- Line drawing of Anson

History

United Kingdom
- Name: Anson
- Ordered: 2 November 1807
- Builder: Thomas Steemson, Paull
- Laid down: March 1808
- Launched: 11 May 1812
- Fate: Broken up, 1852

General characteristics (as built)
- Class & type: Vengeur-class ship of the line
- Tons burthen: 1,742 (bm)
- Length: 1,754 ft 5 in (534.7 m) (gundeck)
- Beam: 48 ft 4 in (14.7 m)
- Draught: 17 ft 6 in (5.3 m) (light)
- Depth of hold: 21 ft (6.4 m)
- Sail plan: Full-rigged ship
- Complement: 590
- Armament: 74 muzzle-loading, smoothbore guns; Gundeck: 28 × 32 pdr guns; Upper deck: 28 × 18 pdr guns; Quarterdeck: 4 × 12 pdr guns + 10 × 32 pdr carronades; Forecastle: 2 × 12 pdr guns + 2 × 32 pdr carronades;

= HMS Anson (1812) =

Vengeur-class ship of the line

HMS Anson was a 74-gun third rate built for the Royal Navy in the first decade of the 19th century.

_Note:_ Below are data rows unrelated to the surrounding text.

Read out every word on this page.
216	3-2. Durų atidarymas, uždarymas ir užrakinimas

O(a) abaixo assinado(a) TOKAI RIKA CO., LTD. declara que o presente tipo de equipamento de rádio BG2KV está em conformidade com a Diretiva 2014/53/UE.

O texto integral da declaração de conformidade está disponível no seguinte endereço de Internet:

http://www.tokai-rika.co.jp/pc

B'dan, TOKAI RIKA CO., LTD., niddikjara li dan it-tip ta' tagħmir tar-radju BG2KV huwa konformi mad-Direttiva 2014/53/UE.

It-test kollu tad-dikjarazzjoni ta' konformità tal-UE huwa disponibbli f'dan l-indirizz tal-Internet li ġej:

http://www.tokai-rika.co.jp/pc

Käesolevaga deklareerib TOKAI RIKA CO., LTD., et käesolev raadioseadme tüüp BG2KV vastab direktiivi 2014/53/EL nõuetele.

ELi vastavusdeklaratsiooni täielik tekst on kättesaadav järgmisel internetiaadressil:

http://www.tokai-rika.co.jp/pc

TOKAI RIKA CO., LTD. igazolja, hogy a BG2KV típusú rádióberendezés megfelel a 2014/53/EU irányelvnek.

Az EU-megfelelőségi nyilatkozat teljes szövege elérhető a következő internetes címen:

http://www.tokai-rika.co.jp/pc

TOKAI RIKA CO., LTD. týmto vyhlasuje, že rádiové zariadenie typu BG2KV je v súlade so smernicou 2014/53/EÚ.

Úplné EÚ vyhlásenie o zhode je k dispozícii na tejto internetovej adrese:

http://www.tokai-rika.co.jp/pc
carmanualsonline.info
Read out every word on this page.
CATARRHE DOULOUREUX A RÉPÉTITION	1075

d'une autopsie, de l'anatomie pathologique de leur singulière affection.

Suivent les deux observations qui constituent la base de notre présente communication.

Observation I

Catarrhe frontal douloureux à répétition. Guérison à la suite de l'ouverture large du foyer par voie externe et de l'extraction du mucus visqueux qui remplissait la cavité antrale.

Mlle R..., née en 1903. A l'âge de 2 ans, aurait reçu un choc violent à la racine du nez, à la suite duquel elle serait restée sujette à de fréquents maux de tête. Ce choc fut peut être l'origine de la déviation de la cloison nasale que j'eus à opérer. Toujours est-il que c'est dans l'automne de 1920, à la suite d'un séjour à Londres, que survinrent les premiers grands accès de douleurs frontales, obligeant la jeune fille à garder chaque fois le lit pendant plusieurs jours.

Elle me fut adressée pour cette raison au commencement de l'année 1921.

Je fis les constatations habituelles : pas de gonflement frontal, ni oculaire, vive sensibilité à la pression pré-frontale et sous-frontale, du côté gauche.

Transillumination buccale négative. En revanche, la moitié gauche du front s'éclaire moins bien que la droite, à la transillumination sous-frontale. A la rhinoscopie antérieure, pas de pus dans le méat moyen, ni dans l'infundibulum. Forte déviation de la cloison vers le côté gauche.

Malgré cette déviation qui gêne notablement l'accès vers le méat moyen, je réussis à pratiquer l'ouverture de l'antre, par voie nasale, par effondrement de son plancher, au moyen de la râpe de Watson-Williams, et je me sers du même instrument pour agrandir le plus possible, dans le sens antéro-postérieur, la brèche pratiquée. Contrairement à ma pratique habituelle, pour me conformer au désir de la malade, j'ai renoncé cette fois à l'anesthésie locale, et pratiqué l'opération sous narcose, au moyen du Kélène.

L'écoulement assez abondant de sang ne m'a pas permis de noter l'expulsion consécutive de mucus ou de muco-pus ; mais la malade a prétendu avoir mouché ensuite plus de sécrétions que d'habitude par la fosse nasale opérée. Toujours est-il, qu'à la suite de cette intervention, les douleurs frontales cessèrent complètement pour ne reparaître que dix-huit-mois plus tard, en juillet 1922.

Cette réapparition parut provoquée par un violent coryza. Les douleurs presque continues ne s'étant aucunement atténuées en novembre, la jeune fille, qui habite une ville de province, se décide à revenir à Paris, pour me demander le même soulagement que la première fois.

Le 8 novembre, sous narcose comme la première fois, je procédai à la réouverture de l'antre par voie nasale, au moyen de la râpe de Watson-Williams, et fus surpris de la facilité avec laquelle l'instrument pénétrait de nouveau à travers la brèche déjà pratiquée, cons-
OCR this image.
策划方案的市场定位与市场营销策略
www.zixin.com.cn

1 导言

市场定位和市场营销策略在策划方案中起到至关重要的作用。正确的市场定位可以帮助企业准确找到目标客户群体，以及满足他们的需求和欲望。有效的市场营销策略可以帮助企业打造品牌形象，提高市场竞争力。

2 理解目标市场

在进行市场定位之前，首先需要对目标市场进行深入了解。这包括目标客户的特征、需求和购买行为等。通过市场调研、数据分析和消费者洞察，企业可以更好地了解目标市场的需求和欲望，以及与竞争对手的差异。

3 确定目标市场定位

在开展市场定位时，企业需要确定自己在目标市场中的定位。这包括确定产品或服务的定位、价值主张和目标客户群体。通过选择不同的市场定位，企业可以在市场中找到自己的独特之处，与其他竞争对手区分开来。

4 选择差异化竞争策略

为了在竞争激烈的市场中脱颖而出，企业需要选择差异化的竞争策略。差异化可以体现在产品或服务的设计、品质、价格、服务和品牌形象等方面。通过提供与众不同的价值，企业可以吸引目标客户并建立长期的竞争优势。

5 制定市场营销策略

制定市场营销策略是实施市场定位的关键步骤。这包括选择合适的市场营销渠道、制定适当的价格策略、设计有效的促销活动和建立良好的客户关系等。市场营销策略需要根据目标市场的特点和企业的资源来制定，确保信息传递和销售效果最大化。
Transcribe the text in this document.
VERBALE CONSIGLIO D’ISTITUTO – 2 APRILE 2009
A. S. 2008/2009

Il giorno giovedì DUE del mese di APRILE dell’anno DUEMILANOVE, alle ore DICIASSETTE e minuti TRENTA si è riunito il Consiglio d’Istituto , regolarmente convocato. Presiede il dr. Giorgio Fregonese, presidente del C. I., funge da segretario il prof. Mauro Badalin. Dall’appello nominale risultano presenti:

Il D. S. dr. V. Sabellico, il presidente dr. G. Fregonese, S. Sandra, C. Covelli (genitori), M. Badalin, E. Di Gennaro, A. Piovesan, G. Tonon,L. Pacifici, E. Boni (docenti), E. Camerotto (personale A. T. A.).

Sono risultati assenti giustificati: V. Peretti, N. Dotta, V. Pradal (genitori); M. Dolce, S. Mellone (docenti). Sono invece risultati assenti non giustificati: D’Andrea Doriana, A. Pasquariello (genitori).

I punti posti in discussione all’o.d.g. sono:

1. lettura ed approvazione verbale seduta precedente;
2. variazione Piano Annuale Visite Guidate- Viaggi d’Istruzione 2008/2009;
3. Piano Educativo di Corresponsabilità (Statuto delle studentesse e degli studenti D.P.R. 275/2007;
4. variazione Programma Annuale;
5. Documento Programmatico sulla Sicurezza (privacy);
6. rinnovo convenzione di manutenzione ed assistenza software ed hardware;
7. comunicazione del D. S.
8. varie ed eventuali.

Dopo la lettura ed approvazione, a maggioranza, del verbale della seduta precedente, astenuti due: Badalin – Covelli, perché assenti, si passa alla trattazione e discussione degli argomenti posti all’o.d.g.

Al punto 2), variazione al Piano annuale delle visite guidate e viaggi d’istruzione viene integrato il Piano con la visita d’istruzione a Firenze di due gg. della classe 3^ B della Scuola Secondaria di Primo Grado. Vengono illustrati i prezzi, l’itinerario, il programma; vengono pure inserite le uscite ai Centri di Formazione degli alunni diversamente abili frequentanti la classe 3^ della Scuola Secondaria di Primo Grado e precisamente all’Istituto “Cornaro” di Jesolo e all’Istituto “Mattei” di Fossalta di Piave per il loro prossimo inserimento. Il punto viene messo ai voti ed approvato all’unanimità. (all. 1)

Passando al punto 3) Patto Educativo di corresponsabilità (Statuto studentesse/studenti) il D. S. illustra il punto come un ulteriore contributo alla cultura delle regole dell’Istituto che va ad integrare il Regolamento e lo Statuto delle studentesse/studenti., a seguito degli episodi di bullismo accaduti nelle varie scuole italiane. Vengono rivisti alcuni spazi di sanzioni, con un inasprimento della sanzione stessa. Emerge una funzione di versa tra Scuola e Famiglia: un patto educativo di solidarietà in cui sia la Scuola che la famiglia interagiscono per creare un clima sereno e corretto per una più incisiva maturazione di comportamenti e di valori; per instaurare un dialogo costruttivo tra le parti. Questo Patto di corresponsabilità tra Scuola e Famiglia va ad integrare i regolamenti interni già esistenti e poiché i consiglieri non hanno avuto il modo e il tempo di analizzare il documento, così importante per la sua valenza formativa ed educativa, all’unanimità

Completed in 1812, she was immediately placed in ordinary and was never commissioned.

She was placed on harbour service in 1839, then transported 499 male convicts to Hobart in 1844. For the next seven years, she served as a probation ship for female convicts in Hobart, before ultimately being broken up there in 1851.